Vold adds that antiwar rhetoric sometimes implicitly portrays soldiers as dupes on a fool's errand. "We volunteered to go to Iraq. The guys over there, who know the situation best, are re-enlisting in great numbers. Most of the guys I served with think this is the best thing America has done in our careers."
How did the Sheehan protest play in Iraq? Yesterday, I asked Vold's friend, Lt. Col. James MacVarish, an adviser to Iraqi troops in Fallujah. He told me in an e-mail that the Iraqis he works with believe such protests and the press they generate "play directly to the strengths of our mutual enemy." Iraqis "are absolutely astounded," he adds, "that we 'allow' that to continue." A few days ago, he had to give his Iraqi colleagues an hourlong civics lesson on freedom of the press.
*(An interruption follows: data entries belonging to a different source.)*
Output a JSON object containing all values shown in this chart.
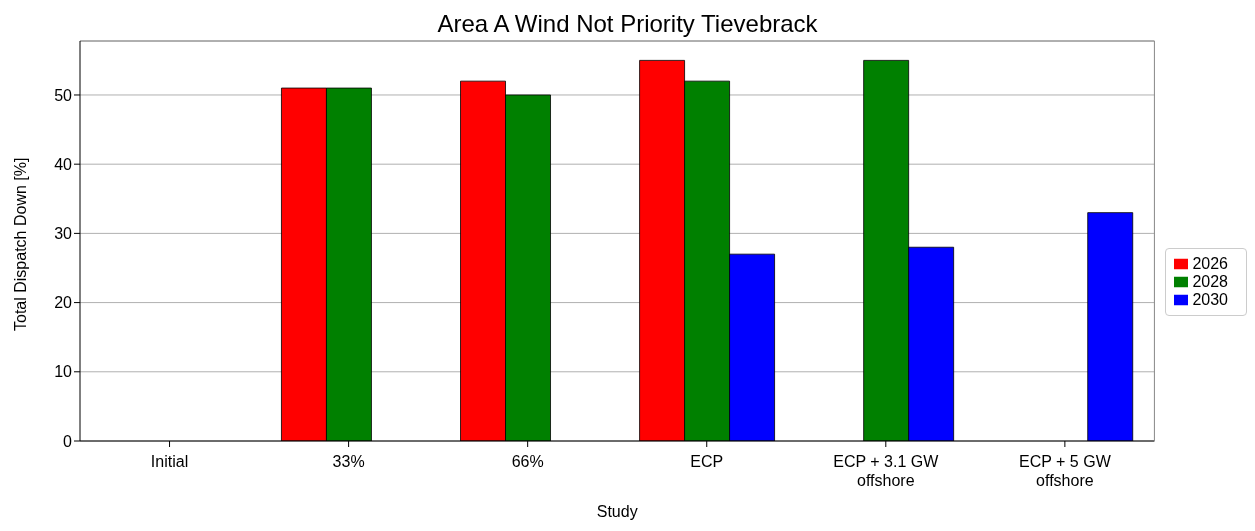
{
  "chart_data": {
    "type": "bar",
    "title": "Area A Wind Not Priority Tievebrack",
    "xlabel": "Study",
    "ylabel": "Total Dispatch Down [%]",
    "categories": [
      "Initial",
      "33%",
      "66%",
      "ECP",
      "ECP + 3.1 GW offshore",
      "ECP + 5 GW offshore"
    ],
    "series": [
      {
        "name": "2026",
        "color": "#ff0000",
        "values": [
          null,
          51,
          52,
          55,
          null,
          null
        ]
      },
      {
        "name": "2028",
        "color": "#008000",
        "values": [
          null,
          51,
          50,
          52,
          55,
          null
        ]
      },
      {
        "name": "2030",
        "color": "#0000ff",
        "values": [
          null,
          null,
          null,
          27,
          28,
          33
        ]
      }
    ],
    "ylim": [
      0,
      57.8
    ],
    "yticks": [
      0,
      10,
      20,
      30,
      40,
      50
    ],
    "grid": "y",
    "legend": "right"
  }
}
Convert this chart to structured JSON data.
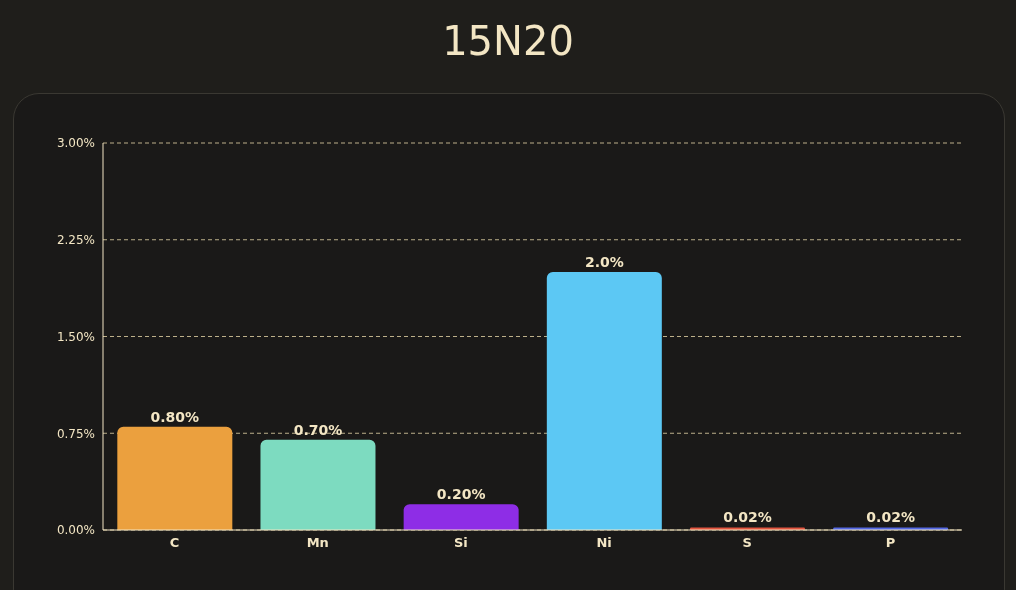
{
  "chart_data": {
    "type": "bar",
    "title": "15N20",
    "categories": [
      "C",
      "Mn",
      "Si",
      "Ni",
      "S",
      "P"
    ],
    "values": [
      0.8,
      0.7,
      0.2,
      2.0,
      0.02,
      0.02
    ],
    "value_labels": [
      "0.80%",
      "0.70%",
      "0.20%",
      "2.0%",
      "0.02%",
      "0.02%"
    ],
    "colors": [
      "#eba03e",
      "#7ddbc0",
      "#8e2de6",
      "#5cc8f4",
      "#e2553f",
      "#5468e4"
    ],
    "ylim": [
      0,
      3
    ],
    "yticks": [
      {
        "value": 0,
        "label": "0.00%"
      },
      {
        "value": 0.75,
        "label": "0.75%"
      },
      {
        "value": 1.5,
        "label": "1.50%"
      },
      {
        "value": 2.25,
        "label": "2.25%"
      },
      {
        "value": 3,
        "label": "3.00%"
      }
    ],
    "grid": "y"
  }
}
MacVarish says that the terrorists can't win militarily. So their strategy is to make the U.S. and Iraqi people "bleed a little every day." They hope that the resulting media attention will turn the tide of American opinion against the war, and make the political cost of sustaining it too high. "The more play the press gives Cindy Sheehan," MacVarish concludes, "the better the terrorists' chances are of ultimately succeeding here."
What would a terrorist victory mean? "If we leave before the new government is established and the Iraqi Army is ready," says Vold, "the people will be at the mercy of the bad guys" -- beheaders and torturers, who blow up children. MacVarish minces no words: "If the terrorists win over here, stand by. There will be no stopping them anywhere in the world."